The Financial Industry Regulatory Authority (“FINRA”) has fined Cantor Fitzgerald & Co. $6 million and ordered disgorgement of approximately $1.3 million in commissions in connection with the firm’s sales of billions of unregistered microcap securities between March 2011 and September 2012. Cantor Fitzgerald was also charged for failing to have adequate supervisory or anti-money laundering (“AML”) programs tailored to detect “red flags” or suspicious activity connected to its microcap activity in violation of FINRA Rules 3310(a), 3310(e) and 2010.
FINRA found that Cantor Fitzgerald made a business decision to expand its microcap liquidation business in March 2011, but it failed to ensure that its supervisory system included a reasonable and meaningful inquiry into whether these sales were lawful. FINRA concluded that Cantor Fitzgerald’s supervisory system was not reasonably designed to determine whether the microcap securities that the firm was liquidating for clients were registered with the Securities and Exchange Commission or subject to an exemption from registration. FINRA also determined that Cantor Fitzgerald did not adequately respond to a number of red flags. The Cantor Fitzgerald system failed to provide sufficient guidance and adequate training about when or how to inquire into whether a sale was exempt, and also had inadequate tools for supervisors to identify red flags associated with illegal, unregistered distributions. As a result, the firm’s sales of the thinly-traded, microcap securities were made without adequate review and due diligence. In fact, FINRA concluded, a significant portion of the sales were neither registered nor exempt from registration. These violations were accompanied by Cantor Fitzgerald’s failure to implement an adequate AML program tailored to detect red flags and patterns of potentially suspicious money laundering activity related to these sales. Although firm personnel received some AML training, FINRA concluded that the firm’s employees were not properly trained to detect, review and, if appropriate, cause SAR reporting of suspicious activity in microcap securities.

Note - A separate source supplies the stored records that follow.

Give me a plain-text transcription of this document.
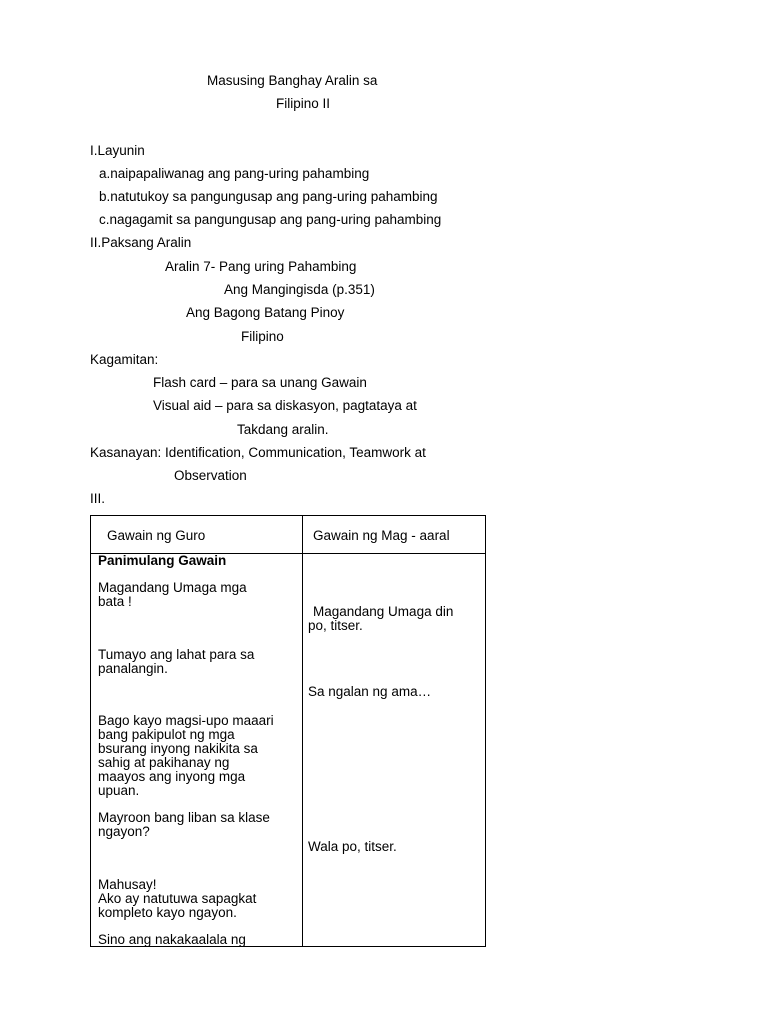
Masusing Banghay Aralin sa
Filipino II
I.Layunin
a.naipapaliwanag ang pang-uring pahambing
b.natutukoy sa pangungusap ang pang-uring pahambing
c.nagagamit sa pangungusap ang pang-uring pahambing
II.Paksang Aralin
Aralin 7- Pang uring Pahambing
Ang Mangingisda (p.351)
Ang Bagong Batang Pinoy
Filipino
Kagamitan:
Flash card – para sa unang Gawain
Visual aid – para sa diskasyon, pagtataya at
Takdang aralin.
Kasanayan: Identification, Communication, Teamwork at
Observation
III.
Gawain ng Guro	Gawain ng Mag - aaral
Panimulang Gawain
Magandang Umaga mga
bata !
Tumayo ang lahat para sa
panalangin.
Bago kayo magsi-upo maaari
bang pakipulot ng mga
bsurang inyong nakikita sa
sahig at pakihanay ng
maayos ang inyong mga
upuan.
Mayroon bang liban sa klase
ngayon?
Mahusay!
Ako ay natutuwa sapagkat
kompleto kayo ngayon.
Sino ang nakakaalala ng
Magandang Umaga din
po, titser.
Sa ngalan ng ama…
Wala po, titser.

In addition, in keeping with recent trends seeking to impose individual responsibility for corporate violations, two of Cantor Fitzgerald’s executives were suspended and fined: the Executive Managing Director of Equity Capital Markets during the relevant period was suspended for three months in a principal capacity and fined $35,000 for supervisory failures, and an equity trader was suspended in all capacities for two months and fined $25,000. FINRA concluded that the Executive Managing Director knew that the firm’s expanding microcap business posed unique challenges and was generating an increasing number of regulatory inquiries, but nonetheless delegated his supervisory responsibilities to a central review group without taking sufficient steps to investigate the adequacy of their efforts.